Seven tenths of the world is covered in water and as satirist Dave Barry once quipped: ‘Staying on top of the water is like standing outside the circus tent’. As enjoyable as activities above the water are, it’s what lies beneath that is of real interest.
Under the waves of the water there’s a world so sublime that words can’t do it justice. So if you’re jetting off to sunnier climes, why not take the opportunity to dive right in, get your PADI qualification and experience the glory of the underwater kingdom for yourself? It’s a decision that makes sense. After all where would you rather learn; in wonderfully warm, tropical waters or in a far harsher environment like the English Channel… it’s a no brainer.
Of course diving isn’t for everyone; like marmite you’ll either love it or hate it – there’s really no in between. If you have never dived before and would prefer to test the water before committing yourself (and your wallet) to a full diving course, a short course such as Discover Scuba is probably your best option and will give you a taste of the underwater world. All equipment is provided and a dive guide is on hand to ensure your safety and gently introduce you to a new world. Should the experience appeal, you can then proceed to the PADI (Professional Association of Diving Instructors) course. Courses range from Entry Level Open Water through to Dive Master and Instructor courses.
If children are in tow, there are two courses designed for budding water babies. First up is the PADI Bubblemaker, a basic Discover Scuba session for those aged eight and over that takes place in the pool. It is a simple, and perhaps most importantly, fun dive that doesn’t involve skill development. Meanwhile the PADI Seal Team is a pool based certification course that focuses on skill development to prepare the youngster for the next step of Open Water training. The course is usually conducted over five visits and involves scuba diving in the sea. Children aged 10 and up can work towards a PADI Junior Open Water certification. The course content is the same as the adult course but is presented in more user friendly way.
The question on our mind – and we suspect on yours – is whether diving can be considered a safe pastime? We’re not going to lie to you; like anything worth doing, there are definite risks involved. Ask any scuba diver what is the one thing they fear most and no doubt they’ll reply that it is decompression sickness – more commonly referred to as ‘the bends’. Divers breathe pressurised air underwater which is mostly nitrogen. If released too quickly, a gas bubble can form causing coughing spasms, blotchy rashes, dizziness, unconsciousness, and a bizarre inability to bend joints (hence the phrase ‘the bends’) – all problems which can only be treated in a hyperbaric chamber.
Fortunately cases of ‘the bends’ are rare and can be avoided so long as you give the mojitos a miss the night before, drink plenty of water to keep yourself hydrated and dive within the recommended depth and time limits.

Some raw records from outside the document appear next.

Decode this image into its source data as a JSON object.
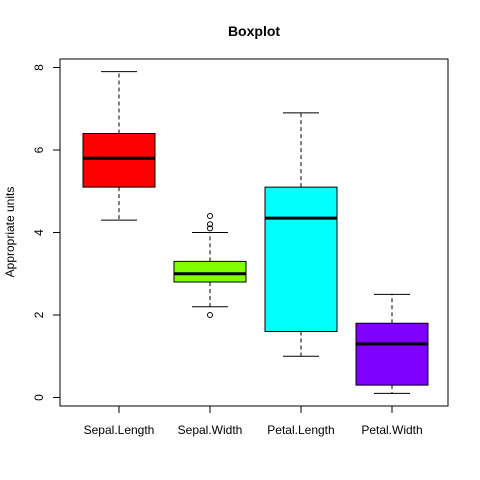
{
  "chart_data": {
    "type": "boxplot",
    "title": "Boxplot",
    "xlabel": "",
    "ylabel": "Appropriate units",
    "ylim": [
      0,
      8
    ],
    "yticks": [
      0,
      2,
      4,
      6,
      8
    ],
    "grid": false,
    "legend": "none",
    "categories": [
      "Sepal.Length",
      "Sepal.Width",
      "Petal.Length",
      "Petal.Width"
    ],
    "boxes": [
      {
        "category": "Sepal.Length",
        "color": "#ff0000",
        "whisker_low": 4.3,
        "q1": 5.1,
        "median": 5.8,
        "q3": 6.4,
        "whisker_high": 7.9,
        "outliers": []
      },
      {
        "category": "Sepal.Width",
        "color": "#80ff00",
        "whisker_low": 2.2,
        "q1": 2.8,
        "median": 3.0,
        "q3": 3.3,
        "whisker_high": 4.0,
        "outliers": [
          2.0,
          4.1,
          4.2,
          4.4
        ]
      },
      {
        "category": "Petal.Length",
        "color": "#00ffff",
        "whisker_low": 1.0,
        "q1": 1.6,
        "median": 4.35,
        "q3": 5.1,
        "whisker_high": 6.9,
        "outliers": []
      },
      {
        "category": "Petal.Width",
        "color": "#8000ff",
        "whisker_low": 0.1,
        "q1": 0.3,
        "median": 1.3,
        "q3": 1.8,
        "whisker_high": 2.5,
        "outliers": []
      }
    ]
  }
}
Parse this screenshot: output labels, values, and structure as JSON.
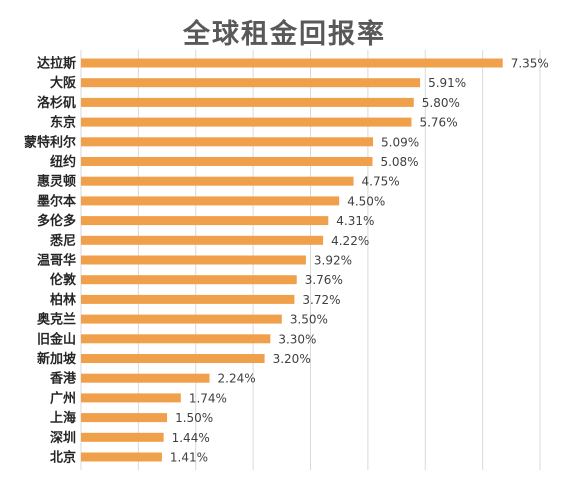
{
  "chart_data": {
    "type": "bar",
    "orientation": "horizontal",
    "title": "全球租金回报率",
    "xlabel": "",
    "ylabel": "",
    "value_format": "percent_2dp",
    "xlim": [
      0,
      8
    ],
    "grid": true,
    "bar_color": "#f0a04b",
    "categories": [
      "达拉斯",
      "大阪",
      "洛杉矶",
      "东京",
      "蒙特利尔",
      "纽约",
      "惠灵顿",
      "墨尔本",
      "多伦多",
      "悉尼",
      "温哥华",
      "伦敦",
      "柏林",
      "奥克兰",
      "旧金山",
      "新加坡",
      "香港",
      "广州",
      "上海",
      "深圳",
      "北京"
    ],
    "values": [
      7.35,
      5.91,
      5.8,
      5.76,
      5.09,
      5.08,
      4.75,
      4.5,
      4.31,
      4.22,
      3.92,
      3.76,
      3.72,
      3.5,
      3.3,
      3.2,
      2.24,
      1.74,
      1.5,
      1.44,
      1.41
    ],
    "value_labels": [
      "7.35%",
      "5.91%",
      "5.80%",
      "5.76%",
      "5.09%",
      "5.08%",
      "4.75%",
      "4.50%",
      "4.31%",
      "4.22%",
      "3.92%",
      "3.76%",
      "3.72%",
      "3.50%",
      "3.30%",
      "3.20%",
      "2.24%",
      "1.74%",
      "1.50%",
      "1.44%",
      "1.41%"
    ]
  }
}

Alex Brylske’s book Beating the Bends which outlines the basic avoidance procedures is a worthy investment when it comes to laying rest to lingering anxieties.
For the most part, the question of ‘how safe is diving’? can be answered with another question: ‘how responsible is the diver’? Provided you apply the mantra ‘look but don’t touch’ to everything from creatures to coral, you’ll find that most marine accidents and incidents can be avoided.
Despite the potential dangers, don’t be deterred from diving. While it can be daunting – make no mistake there are definitely less complicated sports to engage in – any negatives are easily outweighed by the sheer, unsurpassed rewards on offer. A scuba diving excursion makes for sensory overload; the sights you’ll see will be forever etched in your memory. But more than this, scuba diving allows you to tap into a brand new social scene. Unlike some other sports, scuba diving isn’t competitive and transcends barriers allowing you to spend time with like minded individuals irrespective of age, race, religion or sex.
Time, perhaps, to take the plunge?
Learn the lingo
Divers don’t wear goggles, they wear masks.
Similarly, it’s fins, not flippers. Don’t try walking in fins on land – it’s a tricky and patience testing process. Save them for their intended habitat: the water.
Do’s and Don’ts
Do leave 24 hours after diving before flying.
Don’t dive if you have asthma, diabetes, epilepsy or are taking certain prescriptive drugs. Your dive centre can advise you on other medical restrictions.
Don’t interfere. The fragile eco system can be destroyed by even the gentlest contact so never stand on coral even if it looks solid. Be an observer and leave only your bubbles.
Collect and dispose of any rubbish you find while diving.
Take only what you need. Don’t be tempted to collect shells, corals or other mementos of your dive. If you want a souvenir, take a photograph (most dive centres sell disposable underwater cameras).
Report any physical damage, pollution and other environmental disturbances to the local marine and environmental authorities, or get your dive centre to do it for you. They have a vested interest in a healthy marine environment, and will usually be more than willing to help. If the dive operation itself is causing damage –i.e. by anchoring to the reef – then let them know how you feel.